Sorry to bump this, but I'm trying to put together an email for my counseller - the therapy is online, rather than face to face, so I email the work that I do during the week, and we then discuss during our online session.
Can someone please read the email I'm going to send, and let me know if it mostly makes sense? I'm not convinced even after rewriting that it is coherent.
Thanks :)
Hi *
I'm finding it very hard to remember specific incidences with my ex husband where there was violence and I froze. I don't know how to remember - I've kept that locked away for so long that I don't know how to recall it. I'm trying to - I've looked at the few photos I have from them to see if that helps, but it's not.

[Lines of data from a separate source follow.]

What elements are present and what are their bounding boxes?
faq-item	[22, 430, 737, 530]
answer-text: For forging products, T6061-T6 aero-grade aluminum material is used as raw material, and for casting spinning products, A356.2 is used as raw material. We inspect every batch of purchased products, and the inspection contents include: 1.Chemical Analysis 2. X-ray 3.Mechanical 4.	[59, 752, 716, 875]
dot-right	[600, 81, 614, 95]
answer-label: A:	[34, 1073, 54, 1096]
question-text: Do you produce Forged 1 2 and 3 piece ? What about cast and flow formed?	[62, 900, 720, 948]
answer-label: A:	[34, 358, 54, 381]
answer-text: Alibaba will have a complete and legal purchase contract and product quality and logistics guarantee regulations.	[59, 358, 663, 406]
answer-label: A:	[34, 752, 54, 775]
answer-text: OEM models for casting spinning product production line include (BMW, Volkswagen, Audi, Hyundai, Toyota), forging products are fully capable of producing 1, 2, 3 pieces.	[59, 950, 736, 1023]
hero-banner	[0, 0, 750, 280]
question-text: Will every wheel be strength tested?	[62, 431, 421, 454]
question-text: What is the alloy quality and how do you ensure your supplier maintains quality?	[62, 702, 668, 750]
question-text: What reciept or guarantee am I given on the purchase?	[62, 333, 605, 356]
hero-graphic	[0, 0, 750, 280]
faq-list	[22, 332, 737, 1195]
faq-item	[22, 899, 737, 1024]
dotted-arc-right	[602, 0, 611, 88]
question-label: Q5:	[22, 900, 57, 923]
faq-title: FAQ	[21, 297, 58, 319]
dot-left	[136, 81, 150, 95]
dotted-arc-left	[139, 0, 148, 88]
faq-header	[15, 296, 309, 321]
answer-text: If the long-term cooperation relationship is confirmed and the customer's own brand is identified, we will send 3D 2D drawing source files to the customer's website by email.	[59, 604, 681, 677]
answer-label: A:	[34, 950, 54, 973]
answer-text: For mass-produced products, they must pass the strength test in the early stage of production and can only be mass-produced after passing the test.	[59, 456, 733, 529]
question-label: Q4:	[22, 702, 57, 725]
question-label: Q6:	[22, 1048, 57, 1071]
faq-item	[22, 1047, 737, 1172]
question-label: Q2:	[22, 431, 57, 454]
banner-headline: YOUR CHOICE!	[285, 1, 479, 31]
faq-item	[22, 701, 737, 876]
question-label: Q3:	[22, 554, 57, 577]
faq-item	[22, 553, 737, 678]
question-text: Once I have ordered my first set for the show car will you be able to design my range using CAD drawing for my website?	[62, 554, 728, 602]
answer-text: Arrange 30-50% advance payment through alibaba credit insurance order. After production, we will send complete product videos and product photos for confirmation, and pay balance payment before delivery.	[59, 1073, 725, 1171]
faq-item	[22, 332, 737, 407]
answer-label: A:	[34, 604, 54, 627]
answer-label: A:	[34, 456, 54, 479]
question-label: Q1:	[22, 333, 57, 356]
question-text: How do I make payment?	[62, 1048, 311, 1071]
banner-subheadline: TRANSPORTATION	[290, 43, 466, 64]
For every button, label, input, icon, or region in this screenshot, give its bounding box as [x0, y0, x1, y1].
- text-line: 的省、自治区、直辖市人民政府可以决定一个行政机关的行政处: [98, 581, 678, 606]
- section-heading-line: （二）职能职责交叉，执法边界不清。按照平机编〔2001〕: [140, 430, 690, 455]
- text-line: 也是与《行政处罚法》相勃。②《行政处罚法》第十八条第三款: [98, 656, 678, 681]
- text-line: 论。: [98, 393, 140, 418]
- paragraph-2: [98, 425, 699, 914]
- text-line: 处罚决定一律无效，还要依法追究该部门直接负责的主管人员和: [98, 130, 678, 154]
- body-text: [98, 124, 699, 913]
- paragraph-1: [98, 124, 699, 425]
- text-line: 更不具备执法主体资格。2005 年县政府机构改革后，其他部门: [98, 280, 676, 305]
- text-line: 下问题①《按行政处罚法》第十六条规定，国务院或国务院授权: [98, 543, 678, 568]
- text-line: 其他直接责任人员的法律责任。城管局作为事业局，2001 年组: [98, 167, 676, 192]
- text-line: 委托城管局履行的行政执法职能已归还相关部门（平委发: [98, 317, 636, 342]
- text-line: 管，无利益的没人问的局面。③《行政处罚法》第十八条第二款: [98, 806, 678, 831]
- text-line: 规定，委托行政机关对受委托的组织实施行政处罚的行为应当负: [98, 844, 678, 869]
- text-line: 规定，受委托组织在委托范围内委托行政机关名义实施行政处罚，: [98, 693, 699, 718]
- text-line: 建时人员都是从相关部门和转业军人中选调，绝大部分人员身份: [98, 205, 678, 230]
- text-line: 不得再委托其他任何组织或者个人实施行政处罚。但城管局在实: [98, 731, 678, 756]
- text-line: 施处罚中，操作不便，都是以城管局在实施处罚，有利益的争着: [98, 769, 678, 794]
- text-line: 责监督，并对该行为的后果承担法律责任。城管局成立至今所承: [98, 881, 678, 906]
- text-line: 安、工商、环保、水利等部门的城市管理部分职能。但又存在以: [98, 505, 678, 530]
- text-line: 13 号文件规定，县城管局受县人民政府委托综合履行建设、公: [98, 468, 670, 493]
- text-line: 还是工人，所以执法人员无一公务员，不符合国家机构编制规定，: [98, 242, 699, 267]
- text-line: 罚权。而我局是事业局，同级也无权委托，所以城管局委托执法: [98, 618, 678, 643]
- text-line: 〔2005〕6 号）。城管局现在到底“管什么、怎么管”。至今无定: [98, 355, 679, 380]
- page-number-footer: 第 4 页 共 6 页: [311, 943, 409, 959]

There are a handful of things - one I've always remembered, even if not in a lot of detail, about the night I finally left. He held me down by the throat and hit me - the only time that he left visible bruises and I was really scared that he would kill me.
The others aren't about being hit. They are more about being controlled, and not being able to not obey.
Chronologically (not the order I remembered them in).
1 - I came home from hospital with my first baby. In those days you stayed in for 5 days, so this was the 5th day after birth. We got home, had some visitors who then left, settled the baby and went to bed. He had sex with me. I was sore, bleeding and had stitches - the midwife was concerned the next day as some stitches were torn. I couldn't say no to him - I had to do what he expected: saying no, or not doing it were not options available to me.
2: Later on, we were living in a maisonette , on the top storey. There was a balcony that ran along the outside of all the flats, 9 or 10 in total. I'd done something to annoy or upset him. He made me take off my top and bra and walk along the balcony. I didn't do it right the first time, so I had to do it again before he unlocked the door and let me back in.
Again, saying no was just not an option. I had to do it. He found it funny, so I acted along with that. I couldn't let myself feel the hurt and humiliation that I should have felt, so just did it.